Magic Knight Rayearth. Speaking of lost schoolgirls and mecha, the massively prolific and massively overrated four-woman manga-ka team CLAMP beat the Escaflowne people to that combination by about three years. I admit I haven’t seen the anime adaptation, but I have a complete set of the manga, including its comparatively disappointing sequel. It has the honor of being the only CLAMP title I actually like (I will never, ever understand their popularity).
For whatever reason, Magic Knight Rayearth is often named as a magical girl title even though it doesn’t follow the usual conventions. It features three plucky young girls who, like all Japanese schoolgirls, get sucked into a fantasy RPG universe where they run rapidly through several conventions of the genre before the hard-twist ending in which the authoresses give their audience the middle finger as only CLAMP can.
Key the Metal Idol. This one has been newly released to DVD, but not Blu-ray. This was an “experimental” OVA title when it came out from 1994 to 1996 from Studio Pierrot, the same studio that first created the magical idol genre with Creamy Mami. Directed by the otherwise unknown Hiroaki Sato, this is one of those deliberately opaque, art-house-style anime that want desperately to convince their audiences that they have a lot on their minds. It predates the similarly occult Neon Genesis Evangelion and Serial Experiments Lain, though it’s less well-known than either. It also contains more nudity and adult content than other titles on this present list (T.H.EM. Reviews gives it an R-rating, but that’s not official from the MPAA).
This is an unusual take on the magical idol: the protagonist is an emotionless robot told she can become human if she makes 30,000 friends. Since this is before Facebook, her only recourse is the dark and seedy underbelly of the Tokyo idol scene. Whereas your typical anime looks at pop idols with saccharine-coated glasses, treating idolhood as a harmless pastime or worthy career move, Key famously skewers the industry. This show might be more relevant to an American audience now that Walt Disney has gotten into the same kind of girl-wrecking business. Reviews tend to be mixed; viewers either like Key‘s esoteric presentation, complexity, and attack on Japan’s celebrity industry, or they hate its slow pacing.

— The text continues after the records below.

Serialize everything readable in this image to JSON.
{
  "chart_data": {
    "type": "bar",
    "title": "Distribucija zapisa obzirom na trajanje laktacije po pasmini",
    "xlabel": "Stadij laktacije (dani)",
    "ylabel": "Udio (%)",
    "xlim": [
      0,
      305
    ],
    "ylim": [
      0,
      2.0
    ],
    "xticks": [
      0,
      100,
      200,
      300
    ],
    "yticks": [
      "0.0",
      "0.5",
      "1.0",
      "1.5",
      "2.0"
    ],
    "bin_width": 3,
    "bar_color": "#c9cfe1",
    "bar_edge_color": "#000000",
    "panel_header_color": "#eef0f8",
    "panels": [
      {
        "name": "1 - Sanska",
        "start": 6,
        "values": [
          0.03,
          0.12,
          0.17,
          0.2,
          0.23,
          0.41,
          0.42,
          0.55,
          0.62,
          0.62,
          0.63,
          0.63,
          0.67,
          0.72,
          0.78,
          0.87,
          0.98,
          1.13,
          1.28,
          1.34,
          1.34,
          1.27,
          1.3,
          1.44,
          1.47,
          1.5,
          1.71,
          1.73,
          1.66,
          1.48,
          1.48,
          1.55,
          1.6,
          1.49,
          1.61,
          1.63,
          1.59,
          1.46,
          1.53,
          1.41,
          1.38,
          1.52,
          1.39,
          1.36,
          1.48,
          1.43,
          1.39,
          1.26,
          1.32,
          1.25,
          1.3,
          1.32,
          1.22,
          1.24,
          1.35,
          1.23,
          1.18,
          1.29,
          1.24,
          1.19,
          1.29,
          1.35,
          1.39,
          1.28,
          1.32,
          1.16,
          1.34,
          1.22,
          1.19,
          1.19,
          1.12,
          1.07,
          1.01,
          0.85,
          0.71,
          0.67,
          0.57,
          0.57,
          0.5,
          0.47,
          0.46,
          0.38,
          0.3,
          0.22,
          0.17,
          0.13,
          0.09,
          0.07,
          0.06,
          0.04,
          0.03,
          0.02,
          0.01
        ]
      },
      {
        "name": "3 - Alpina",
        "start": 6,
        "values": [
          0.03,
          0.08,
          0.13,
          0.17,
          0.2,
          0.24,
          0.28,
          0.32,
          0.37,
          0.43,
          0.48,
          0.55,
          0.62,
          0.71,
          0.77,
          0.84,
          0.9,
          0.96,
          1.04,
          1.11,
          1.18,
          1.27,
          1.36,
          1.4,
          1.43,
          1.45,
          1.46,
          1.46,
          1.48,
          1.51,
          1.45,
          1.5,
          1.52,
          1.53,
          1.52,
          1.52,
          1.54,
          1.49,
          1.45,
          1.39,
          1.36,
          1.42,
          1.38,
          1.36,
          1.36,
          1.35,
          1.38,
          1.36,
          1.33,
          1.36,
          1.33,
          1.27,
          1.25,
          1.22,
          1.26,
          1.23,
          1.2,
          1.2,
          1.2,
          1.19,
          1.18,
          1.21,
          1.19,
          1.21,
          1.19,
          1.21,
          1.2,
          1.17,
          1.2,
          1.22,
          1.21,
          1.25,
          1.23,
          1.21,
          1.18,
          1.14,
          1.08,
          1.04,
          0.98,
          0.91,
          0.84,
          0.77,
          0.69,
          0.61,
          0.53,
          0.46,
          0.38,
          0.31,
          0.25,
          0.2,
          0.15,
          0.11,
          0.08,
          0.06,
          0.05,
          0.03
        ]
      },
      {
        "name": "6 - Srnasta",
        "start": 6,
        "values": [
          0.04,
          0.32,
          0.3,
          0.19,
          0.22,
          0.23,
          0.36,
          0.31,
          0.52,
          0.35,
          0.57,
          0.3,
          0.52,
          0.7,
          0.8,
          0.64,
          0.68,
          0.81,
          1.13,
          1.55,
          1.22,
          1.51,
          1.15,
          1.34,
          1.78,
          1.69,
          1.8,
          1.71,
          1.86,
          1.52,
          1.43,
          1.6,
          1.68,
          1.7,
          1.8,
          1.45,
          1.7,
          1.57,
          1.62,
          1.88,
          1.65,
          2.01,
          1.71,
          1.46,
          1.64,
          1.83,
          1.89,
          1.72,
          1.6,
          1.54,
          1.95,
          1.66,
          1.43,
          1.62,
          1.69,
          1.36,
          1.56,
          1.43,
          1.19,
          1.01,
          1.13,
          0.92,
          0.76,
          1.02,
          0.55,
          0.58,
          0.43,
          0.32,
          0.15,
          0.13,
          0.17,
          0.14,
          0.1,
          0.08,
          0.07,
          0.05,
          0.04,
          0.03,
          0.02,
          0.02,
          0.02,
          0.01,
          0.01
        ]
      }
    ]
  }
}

Scrapped Princess. This is based on a light novel by Ichiro Sakaki. The production was an early success for Studio Bones, which later did competent work on an adaptation of a similar Ichiro Sakaki title, Chaika – The Coffin Princess. This is another RPG-inspired fantasy series, this time about a young girl left to die because of a prophecy that she would “poison the world” upon turning sixteen. Having survived the early attempt on her life, she is now roaming the countryside with a pair of protectors, trying to stay alive and find the secret of the prophecy before the fateful birthday arrives. Some anime fans remember this as an early favorite; some consider it entry-level because it eschews a lot of popular anime tropes or Japanese cultural references in favor of a quasi-European setting.